Figure 4: Distribution of short imagery words in human-written poetry shows denser and more contextually rich vocabulary compared to more templatic AI generations.

Implications, Theoretical Reflections, and Future Directions

The results demonstrate both the efficacy and limitations of current detection paradigms in highly systematic, culturally entrenched genres like classical Chinese poetry. They expose the rapid convergence of LLM outputs to the stylistic mean of the training data, saturation of detection performance with increased text quantity, and the ability of critique-driven refinement to adversarially “wash out” discriminative signals.

From a theoretical perspective, these findings challenge the sustainability of content authentication based on simple statistical and pattern-based approaches in literary and creative domains. They highlight the necessity of purpose-built style and semantic-depth detectors, potentially using cross-modal or authorship-linked signals beyond pure text statistics.
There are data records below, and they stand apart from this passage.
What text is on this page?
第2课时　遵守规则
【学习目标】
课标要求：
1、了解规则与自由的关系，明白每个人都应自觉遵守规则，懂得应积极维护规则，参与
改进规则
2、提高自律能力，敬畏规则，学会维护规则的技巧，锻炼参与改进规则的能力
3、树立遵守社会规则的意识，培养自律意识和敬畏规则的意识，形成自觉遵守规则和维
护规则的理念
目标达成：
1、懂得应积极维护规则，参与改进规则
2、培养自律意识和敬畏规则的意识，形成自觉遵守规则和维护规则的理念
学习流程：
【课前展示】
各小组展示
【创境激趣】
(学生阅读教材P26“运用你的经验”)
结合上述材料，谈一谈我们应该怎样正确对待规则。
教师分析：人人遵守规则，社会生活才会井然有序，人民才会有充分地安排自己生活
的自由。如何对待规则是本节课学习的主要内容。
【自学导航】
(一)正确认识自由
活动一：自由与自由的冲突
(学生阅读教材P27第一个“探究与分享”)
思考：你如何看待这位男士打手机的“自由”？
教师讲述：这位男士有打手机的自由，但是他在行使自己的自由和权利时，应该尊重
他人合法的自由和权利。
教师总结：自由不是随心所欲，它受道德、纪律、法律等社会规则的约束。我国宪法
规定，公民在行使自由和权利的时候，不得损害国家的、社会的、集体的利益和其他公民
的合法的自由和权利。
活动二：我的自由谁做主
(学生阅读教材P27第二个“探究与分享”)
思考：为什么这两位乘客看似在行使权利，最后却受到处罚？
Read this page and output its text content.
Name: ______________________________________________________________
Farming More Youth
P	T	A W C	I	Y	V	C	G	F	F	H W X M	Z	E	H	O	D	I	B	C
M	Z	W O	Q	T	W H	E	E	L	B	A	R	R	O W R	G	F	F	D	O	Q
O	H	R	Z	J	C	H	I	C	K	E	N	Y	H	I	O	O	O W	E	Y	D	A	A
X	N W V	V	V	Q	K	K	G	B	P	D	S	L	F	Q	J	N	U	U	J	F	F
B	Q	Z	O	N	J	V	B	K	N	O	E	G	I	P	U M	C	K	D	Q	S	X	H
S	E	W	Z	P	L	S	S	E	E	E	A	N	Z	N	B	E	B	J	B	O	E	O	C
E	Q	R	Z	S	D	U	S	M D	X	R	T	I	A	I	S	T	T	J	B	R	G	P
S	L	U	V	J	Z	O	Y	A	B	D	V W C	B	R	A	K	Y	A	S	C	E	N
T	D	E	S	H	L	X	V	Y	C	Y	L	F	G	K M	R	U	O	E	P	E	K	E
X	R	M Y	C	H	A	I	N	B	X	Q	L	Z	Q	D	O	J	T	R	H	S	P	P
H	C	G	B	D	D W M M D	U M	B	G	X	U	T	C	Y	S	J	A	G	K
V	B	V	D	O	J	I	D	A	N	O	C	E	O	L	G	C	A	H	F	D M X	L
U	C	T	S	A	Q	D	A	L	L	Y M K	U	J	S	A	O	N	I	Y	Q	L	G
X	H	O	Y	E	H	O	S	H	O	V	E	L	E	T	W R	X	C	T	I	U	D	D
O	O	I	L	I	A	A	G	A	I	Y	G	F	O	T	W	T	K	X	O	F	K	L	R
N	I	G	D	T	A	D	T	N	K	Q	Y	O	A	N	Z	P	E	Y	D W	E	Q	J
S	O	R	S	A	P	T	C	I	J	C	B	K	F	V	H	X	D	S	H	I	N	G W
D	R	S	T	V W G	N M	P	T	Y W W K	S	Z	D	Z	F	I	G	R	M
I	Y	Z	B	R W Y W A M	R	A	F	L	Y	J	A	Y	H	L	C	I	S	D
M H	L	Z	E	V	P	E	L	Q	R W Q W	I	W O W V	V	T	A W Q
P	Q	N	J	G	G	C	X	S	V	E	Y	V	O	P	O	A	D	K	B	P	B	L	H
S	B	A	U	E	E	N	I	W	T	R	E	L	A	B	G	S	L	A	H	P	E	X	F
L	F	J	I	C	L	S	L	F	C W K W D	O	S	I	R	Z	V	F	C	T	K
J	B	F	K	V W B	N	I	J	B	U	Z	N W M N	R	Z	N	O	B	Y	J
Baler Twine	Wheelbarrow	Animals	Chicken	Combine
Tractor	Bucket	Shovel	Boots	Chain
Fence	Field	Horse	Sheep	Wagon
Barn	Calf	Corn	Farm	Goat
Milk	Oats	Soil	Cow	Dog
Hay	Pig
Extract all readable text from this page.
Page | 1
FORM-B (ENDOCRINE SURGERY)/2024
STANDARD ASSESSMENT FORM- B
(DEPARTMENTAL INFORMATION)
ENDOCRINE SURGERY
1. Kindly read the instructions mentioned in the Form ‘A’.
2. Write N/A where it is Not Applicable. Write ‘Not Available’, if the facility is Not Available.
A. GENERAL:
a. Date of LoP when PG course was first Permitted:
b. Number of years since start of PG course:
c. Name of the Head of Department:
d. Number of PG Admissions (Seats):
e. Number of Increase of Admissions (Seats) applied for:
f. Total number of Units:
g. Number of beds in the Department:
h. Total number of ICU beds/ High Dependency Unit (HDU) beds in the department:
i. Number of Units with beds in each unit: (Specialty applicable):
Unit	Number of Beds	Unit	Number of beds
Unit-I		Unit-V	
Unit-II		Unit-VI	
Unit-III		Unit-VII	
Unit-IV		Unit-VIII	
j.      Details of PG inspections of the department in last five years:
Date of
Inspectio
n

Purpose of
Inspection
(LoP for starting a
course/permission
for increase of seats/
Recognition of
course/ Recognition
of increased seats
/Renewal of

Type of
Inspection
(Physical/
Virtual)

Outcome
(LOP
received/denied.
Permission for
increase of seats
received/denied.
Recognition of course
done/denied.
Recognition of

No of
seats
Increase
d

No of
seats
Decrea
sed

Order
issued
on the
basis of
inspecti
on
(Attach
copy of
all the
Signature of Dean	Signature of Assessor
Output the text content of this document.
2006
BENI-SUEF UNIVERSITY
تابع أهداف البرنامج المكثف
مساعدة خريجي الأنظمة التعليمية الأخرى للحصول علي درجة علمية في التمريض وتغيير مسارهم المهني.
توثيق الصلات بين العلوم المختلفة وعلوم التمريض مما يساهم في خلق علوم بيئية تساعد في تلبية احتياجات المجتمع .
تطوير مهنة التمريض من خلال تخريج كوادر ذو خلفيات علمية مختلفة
For practice, the inability of either humans or state-of-the-art detectors to reliably discern AI authorship in classical poetry raises urgent concerns for intellectual property, authenticity certification, and the integrity of literary attribution in the digital era.

Conclusion

This work establishes a foundational resource—the ChangAn benchmark—for systematic research into AI-authorship detection in classical Chinese poetry. Experimental results reveal substantive weaknesses in both human and automated detection, particularly under adversarial refinement. The study suggests an urgent need for next-generation detection models that integrate deeper semantic modeling, incorporate broader contextual and cross-authorial cues, and resist adversarial attacks. ChangAn will serve as a critical testbed for subsequent advances in content authenticity for high-form creative AI outputs.